Computational text classification is a challenging task, especially for multi-dimensional social constructs. Recently, there has been increasing discussion that synthetic training data could enhance classification by offering examples of how these constructs are represented in texts. In this paper, we systematically examine the potential of theory-driven synthetic training data for improving the measurement of social constructs. In particular, we explore how researchers can transfer established knowledge from measurement instruments in the social sciences, such as survey scales or annotation codebooks, into theory-driven generation of synthetic data. Using two studies on measuring sexism and political topics, we assess the added value of synthetic training data for fine-tuning text classification models. Although the results of the sexism study were less promising, our findings demonstrate that synthetic data can be highly effective in reducing the need for labeled data in political topic classification. With only a minimal drop in performance, synthetic data allows for substituting large amounts of labeled data. Furthermore, theory-driven synthetic data performed markedly better than data generated without conceptual information in mind.

Paper Structure

This paper contains 26 sections, 4 figures, 11 tables.

Figures (4)

  • Figure 1: Computational workflow to generate training datasets that contain different shares of synthetic and human-labeled data
  • Figure 2: Performance on In-Domain Test Set.

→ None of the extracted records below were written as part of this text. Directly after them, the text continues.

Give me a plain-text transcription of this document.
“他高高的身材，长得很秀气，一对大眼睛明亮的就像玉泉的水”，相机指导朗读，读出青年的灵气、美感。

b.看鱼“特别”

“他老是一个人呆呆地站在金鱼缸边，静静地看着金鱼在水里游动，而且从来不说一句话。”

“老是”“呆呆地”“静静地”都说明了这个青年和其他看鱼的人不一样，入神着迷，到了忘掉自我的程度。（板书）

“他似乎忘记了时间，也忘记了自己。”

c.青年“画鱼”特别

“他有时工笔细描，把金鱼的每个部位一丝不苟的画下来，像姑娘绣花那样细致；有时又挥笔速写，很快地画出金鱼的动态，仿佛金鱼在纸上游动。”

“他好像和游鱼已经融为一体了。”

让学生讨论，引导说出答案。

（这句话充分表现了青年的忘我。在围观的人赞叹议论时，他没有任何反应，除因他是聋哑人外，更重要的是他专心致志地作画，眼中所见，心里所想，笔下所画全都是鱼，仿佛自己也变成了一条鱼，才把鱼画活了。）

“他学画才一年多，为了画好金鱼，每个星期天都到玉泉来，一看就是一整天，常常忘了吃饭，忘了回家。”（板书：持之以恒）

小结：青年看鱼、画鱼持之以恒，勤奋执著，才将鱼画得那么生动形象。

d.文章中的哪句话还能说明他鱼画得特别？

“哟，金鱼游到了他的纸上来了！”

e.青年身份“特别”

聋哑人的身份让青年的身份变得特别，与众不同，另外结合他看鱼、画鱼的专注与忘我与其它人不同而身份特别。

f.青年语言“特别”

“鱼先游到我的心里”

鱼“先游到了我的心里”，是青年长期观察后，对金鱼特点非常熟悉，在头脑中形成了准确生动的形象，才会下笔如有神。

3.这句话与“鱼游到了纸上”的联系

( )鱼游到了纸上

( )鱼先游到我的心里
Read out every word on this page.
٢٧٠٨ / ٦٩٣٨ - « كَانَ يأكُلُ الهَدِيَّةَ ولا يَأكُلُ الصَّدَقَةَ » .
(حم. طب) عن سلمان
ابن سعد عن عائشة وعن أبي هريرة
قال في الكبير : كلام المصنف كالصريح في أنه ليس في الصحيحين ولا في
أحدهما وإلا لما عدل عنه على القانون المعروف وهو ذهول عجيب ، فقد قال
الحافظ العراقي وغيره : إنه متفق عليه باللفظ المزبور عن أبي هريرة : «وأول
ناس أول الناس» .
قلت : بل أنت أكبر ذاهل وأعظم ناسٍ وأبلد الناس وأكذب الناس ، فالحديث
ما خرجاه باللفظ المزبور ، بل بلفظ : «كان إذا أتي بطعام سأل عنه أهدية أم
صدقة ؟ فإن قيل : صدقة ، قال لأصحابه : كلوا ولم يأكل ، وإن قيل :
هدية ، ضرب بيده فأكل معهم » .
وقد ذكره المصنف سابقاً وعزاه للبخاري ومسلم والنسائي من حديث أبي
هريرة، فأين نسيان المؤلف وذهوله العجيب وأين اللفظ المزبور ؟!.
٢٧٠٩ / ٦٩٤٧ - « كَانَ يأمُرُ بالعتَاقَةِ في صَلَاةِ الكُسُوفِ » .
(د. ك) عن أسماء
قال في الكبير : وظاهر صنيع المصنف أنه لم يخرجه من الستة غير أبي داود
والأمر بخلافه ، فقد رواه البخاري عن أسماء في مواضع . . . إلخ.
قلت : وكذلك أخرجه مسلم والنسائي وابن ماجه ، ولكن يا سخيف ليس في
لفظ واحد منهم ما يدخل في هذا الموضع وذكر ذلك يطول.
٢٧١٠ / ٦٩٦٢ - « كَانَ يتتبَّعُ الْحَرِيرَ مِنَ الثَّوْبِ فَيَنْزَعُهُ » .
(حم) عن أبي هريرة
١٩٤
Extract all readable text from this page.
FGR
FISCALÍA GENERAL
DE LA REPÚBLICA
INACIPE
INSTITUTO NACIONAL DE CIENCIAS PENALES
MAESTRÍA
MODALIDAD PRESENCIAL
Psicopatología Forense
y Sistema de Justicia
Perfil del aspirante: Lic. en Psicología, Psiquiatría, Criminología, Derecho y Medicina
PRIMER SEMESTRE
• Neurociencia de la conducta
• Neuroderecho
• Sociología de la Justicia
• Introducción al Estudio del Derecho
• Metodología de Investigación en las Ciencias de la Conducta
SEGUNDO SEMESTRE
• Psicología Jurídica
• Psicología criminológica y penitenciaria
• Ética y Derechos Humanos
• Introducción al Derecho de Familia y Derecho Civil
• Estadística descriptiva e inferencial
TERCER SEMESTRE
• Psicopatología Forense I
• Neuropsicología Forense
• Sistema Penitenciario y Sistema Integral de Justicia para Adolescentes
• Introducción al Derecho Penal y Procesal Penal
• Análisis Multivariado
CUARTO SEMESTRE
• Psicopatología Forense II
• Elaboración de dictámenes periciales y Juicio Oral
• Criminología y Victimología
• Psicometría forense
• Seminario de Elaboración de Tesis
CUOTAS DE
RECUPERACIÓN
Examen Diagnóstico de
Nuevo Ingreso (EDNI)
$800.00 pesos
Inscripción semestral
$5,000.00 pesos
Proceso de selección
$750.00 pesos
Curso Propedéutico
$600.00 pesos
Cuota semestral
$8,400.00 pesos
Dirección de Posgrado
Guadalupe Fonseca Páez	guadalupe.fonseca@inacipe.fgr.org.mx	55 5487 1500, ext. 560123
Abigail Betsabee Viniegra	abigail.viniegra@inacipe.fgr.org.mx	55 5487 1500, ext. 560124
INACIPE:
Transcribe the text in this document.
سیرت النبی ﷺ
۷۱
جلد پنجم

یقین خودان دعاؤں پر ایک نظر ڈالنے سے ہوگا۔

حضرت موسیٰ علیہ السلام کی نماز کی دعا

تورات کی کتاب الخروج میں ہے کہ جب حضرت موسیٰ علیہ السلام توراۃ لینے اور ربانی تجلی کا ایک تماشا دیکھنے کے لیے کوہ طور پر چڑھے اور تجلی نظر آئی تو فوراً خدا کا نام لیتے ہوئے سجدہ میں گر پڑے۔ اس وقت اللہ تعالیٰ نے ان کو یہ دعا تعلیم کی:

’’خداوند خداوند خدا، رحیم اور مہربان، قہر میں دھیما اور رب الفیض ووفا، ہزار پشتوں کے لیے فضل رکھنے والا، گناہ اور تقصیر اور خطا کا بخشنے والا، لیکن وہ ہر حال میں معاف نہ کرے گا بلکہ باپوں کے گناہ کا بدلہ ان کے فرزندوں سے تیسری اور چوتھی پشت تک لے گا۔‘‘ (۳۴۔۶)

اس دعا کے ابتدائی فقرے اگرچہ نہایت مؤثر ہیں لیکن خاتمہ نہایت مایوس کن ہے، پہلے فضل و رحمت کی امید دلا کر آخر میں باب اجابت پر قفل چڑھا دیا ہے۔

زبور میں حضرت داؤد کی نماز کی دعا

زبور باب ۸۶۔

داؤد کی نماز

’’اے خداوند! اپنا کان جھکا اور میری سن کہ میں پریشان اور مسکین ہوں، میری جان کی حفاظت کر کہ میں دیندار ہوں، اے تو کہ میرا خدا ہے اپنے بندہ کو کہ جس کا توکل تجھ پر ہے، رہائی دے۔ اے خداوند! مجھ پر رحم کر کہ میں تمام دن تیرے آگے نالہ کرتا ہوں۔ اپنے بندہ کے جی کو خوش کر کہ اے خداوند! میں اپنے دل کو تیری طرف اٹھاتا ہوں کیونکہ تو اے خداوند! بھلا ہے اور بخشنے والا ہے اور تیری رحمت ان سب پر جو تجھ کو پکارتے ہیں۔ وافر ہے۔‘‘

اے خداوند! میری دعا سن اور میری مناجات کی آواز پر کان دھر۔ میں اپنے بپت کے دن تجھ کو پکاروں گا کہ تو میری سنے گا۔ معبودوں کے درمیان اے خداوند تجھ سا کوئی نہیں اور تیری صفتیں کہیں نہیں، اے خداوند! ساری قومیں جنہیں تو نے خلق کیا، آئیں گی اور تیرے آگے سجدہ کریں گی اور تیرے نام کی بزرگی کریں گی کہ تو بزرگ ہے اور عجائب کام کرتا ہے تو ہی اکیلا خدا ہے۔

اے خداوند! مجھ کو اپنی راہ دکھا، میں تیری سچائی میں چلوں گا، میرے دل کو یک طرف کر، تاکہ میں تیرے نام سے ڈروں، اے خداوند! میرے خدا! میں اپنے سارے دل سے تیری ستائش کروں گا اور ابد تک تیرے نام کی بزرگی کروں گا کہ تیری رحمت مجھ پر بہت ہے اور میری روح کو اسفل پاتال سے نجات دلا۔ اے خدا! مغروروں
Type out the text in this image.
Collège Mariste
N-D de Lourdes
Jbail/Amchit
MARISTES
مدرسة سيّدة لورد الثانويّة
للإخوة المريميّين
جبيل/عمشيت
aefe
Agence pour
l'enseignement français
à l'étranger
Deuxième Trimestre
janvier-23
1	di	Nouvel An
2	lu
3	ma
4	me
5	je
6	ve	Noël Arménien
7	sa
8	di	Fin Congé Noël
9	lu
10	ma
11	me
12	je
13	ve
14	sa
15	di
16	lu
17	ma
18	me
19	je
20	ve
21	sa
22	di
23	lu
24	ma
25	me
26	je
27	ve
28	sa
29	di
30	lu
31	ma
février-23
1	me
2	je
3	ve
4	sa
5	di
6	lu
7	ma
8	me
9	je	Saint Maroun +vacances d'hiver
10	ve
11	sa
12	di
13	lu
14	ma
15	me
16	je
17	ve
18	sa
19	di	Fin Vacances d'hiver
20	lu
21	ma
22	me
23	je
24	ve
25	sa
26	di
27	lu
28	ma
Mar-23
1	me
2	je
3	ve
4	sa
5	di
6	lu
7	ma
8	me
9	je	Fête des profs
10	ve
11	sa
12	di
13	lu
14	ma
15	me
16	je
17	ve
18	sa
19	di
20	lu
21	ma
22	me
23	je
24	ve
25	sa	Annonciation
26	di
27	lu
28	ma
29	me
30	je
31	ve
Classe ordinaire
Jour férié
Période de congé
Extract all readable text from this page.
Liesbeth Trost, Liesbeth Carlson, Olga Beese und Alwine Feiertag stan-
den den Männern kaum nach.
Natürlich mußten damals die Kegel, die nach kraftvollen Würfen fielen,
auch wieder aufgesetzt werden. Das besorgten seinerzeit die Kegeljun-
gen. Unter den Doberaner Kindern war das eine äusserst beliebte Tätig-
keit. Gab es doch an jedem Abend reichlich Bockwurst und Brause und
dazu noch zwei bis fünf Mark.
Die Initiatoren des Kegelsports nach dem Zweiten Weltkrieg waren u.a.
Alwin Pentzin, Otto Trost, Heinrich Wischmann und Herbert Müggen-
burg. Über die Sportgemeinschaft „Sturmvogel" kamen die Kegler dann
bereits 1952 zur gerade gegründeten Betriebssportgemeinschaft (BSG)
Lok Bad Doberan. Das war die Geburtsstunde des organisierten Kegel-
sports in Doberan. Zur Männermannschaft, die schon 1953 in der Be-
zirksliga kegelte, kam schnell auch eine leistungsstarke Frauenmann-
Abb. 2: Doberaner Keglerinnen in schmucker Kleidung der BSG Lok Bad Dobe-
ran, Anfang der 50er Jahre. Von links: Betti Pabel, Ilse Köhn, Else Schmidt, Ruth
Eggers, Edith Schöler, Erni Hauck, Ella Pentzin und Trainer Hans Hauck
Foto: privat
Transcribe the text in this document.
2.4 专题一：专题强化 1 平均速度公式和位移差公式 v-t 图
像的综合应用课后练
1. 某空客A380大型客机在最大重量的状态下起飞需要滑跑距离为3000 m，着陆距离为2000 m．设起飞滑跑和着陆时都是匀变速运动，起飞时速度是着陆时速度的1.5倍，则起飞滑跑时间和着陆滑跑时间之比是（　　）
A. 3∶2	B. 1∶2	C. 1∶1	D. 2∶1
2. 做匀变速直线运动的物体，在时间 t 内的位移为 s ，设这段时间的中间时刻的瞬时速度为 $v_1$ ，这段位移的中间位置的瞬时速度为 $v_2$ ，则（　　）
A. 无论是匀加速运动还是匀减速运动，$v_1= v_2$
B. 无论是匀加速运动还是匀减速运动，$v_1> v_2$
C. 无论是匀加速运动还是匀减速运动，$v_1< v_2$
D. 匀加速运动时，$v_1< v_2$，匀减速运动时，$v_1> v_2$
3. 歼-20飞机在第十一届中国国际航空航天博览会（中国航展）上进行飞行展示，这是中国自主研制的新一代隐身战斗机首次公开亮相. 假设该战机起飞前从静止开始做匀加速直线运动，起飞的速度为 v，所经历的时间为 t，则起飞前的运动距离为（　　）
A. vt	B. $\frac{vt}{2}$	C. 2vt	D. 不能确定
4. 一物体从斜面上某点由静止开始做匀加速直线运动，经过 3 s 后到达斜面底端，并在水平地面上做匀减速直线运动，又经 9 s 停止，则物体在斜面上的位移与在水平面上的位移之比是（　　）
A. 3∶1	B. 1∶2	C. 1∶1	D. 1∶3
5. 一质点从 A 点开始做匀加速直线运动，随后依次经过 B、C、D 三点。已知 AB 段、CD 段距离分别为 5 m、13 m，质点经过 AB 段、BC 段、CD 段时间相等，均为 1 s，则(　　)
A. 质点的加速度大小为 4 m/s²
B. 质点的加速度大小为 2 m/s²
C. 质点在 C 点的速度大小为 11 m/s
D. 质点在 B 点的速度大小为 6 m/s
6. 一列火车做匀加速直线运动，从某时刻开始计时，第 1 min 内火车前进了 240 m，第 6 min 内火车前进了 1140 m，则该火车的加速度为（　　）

The y-axis depicts the macro-F1 score across three random seeds. Error bars represent 95% confidence intervals across the three training runs. Training sizes were balanced across classes, with $N_{Training}$ = 1,938 for the sexism study (969 cases per class) and $N_{Training}$ = 3,500 for the topics study (500 cases per class). The dark grey lines correspond to the results of a model trained on only the labeled subset of the data; synthetic data was generated using GPT-3.5-turbo.
  • Figure 4: Performance on OOD Set. The y-axis depicts the macro-F1 score across three random seeds. Error bars represent 95% confidence intervals across the three training runs. Training sizes were balanced across classes, with $N_{Training}$ = 1,938 for the sexism study (969 cases per class) and $N_{Training}$ = 3,500 for the topics study (500 cases per class). The dark grey lines correspond to the results of a model trained on only the labeled subset of the data; synthetic data was generated using GPT-3.5-turbo.
  • Figure 5: Performance and Model Generation.The y-axis corresponds to the mean performance across data generation strategies and random seeds for each share of synthetic data and generation model. The dark grey lines correspond to the baseline model that was only trained on labeled data.